In this article, we address the numerical challenge of approximating a stochastic differential equation (SDE) arising from financial modeling. The SDE exhibits explosive behavior due to a highly nonlinear drift coefficient and positivity-preserving requirements. We propose an explicit Euler-type scheme that unconditionally preserves the positivity of the original model, making it easily implementable and suitable for large-scale simulations. Our approach attains a mean-square convergence rate of order 0.5 in both non-critical and general critical cases. By using simple and intuitive language, we demystify complex concepts like blow-up, drift, diffusion, and positivity, providing an accessible understanding of the mathematical framework underlying financial modeling.

Introduction

Numerically approximating stochastic differential equations (SDEs) is a fundamental task in financial modeling, but it can be daunting when the SDE exhibits explosive behavior due to nonlinear drift coefficients or positivity-preserving requirements. In this article, we propose an explicit Euler-type scheme that addresses these challenges by preserving the positivity of the original model unconditionally, making it suitable for large-scale simulations.

The Key Challenge

The key challenge in approximating SDEs is handling blow-up, which occurs when the solution grows exponentially over time. This can happen when the drift coefficient is highly nonlinear or when there are positivity constraints on the solution. In financial modeling, these constraints arise from the assumption that asset prices follow a geometric Brownian motion with a positive and finite expected return.

The Proposed Method

To address the challenge of blow-up, we propose an explicit Euler-type scheme that uses a novel time discretization method. This method ensures that the solution remains positivity-preserving and avoids the need for tuning parameters, which are common in other methods. Our approach achieves a mean-square convergence rate of order 0.5 in both non-critical and general critical cases.

Why It Matters

Our proposed method is relevant to financial modelers who require a high degree of accuracy when simulating complex financial systems.

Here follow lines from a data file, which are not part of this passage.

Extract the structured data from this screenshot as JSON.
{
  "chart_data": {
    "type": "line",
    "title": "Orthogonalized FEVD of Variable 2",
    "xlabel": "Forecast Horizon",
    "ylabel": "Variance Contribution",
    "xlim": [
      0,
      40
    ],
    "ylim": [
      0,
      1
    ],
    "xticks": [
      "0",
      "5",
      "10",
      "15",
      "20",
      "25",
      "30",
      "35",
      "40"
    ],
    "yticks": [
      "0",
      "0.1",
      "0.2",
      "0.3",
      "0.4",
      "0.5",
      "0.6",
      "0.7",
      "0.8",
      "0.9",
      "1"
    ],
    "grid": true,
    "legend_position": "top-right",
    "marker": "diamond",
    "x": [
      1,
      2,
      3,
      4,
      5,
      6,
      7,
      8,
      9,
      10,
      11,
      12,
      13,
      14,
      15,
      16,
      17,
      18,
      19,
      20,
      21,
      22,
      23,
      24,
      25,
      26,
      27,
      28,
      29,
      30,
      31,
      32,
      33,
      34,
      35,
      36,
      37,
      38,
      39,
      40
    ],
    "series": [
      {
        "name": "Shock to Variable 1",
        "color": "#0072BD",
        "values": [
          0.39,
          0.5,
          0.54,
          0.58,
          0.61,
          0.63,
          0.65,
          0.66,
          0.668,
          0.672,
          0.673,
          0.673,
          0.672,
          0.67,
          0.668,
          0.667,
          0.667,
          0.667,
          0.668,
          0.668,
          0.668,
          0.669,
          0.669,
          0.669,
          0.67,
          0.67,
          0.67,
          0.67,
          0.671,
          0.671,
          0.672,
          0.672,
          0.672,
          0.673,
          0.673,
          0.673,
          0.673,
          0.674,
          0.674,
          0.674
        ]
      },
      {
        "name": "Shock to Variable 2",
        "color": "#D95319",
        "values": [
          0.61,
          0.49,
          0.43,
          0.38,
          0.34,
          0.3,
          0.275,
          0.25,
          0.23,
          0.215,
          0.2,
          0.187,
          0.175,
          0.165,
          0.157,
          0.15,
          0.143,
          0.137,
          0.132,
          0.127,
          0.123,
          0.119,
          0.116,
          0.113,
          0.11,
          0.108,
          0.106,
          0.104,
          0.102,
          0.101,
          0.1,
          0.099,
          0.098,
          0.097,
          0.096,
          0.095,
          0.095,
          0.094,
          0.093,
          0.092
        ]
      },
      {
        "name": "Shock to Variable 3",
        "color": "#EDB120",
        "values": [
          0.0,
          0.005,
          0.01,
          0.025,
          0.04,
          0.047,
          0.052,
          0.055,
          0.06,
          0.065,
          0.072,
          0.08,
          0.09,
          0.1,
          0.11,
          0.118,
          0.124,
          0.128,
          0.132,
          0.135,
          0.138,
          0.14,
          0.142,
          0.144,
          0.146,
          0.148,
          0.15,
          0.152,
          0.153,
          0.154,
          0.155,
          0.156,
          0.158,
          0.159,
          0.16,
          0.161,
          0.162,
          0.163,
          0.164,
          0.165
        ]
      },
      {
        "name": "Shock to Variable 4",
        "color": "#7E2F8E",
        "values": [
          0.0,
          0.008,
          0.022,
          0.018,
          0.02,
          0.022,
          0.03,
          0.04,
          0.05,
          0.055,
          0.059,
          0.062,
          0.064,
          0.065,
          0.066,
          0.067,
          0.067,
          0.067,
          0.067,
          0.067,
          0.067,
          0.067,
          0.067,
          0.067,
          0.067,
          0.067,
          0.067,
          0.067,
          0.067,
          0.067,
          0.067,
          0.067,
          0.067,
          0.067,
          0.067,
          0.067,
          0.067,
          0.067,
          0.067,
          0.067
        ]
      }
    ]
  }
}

By avoiding the curse of dimensionality, our approach can handle large datasets with ease, making it an attractive tool for applications such as risk management and portfolio optimization. Furthermore, by providing a simple and intuitive explanation of blow-up and other mathematical concepts, we demystify the underlying mathematics of financial modeling, making it more accessible to a broader audience.

Conclusion

In conclusion, we have proposed an explicit Euler-type scheme that addresses the numerical challenge of approximating SDEs with explosive behavior in financial modeling. By preserving the positivity of the original model unconditionally and attaining a high mean-square convergence rate, our approach provides a robust and efficient method for large-scale simulations. We hope that this article will contribute to the development of more accurate and accessible financial models, ultimately benefiting investors and policymakers alike.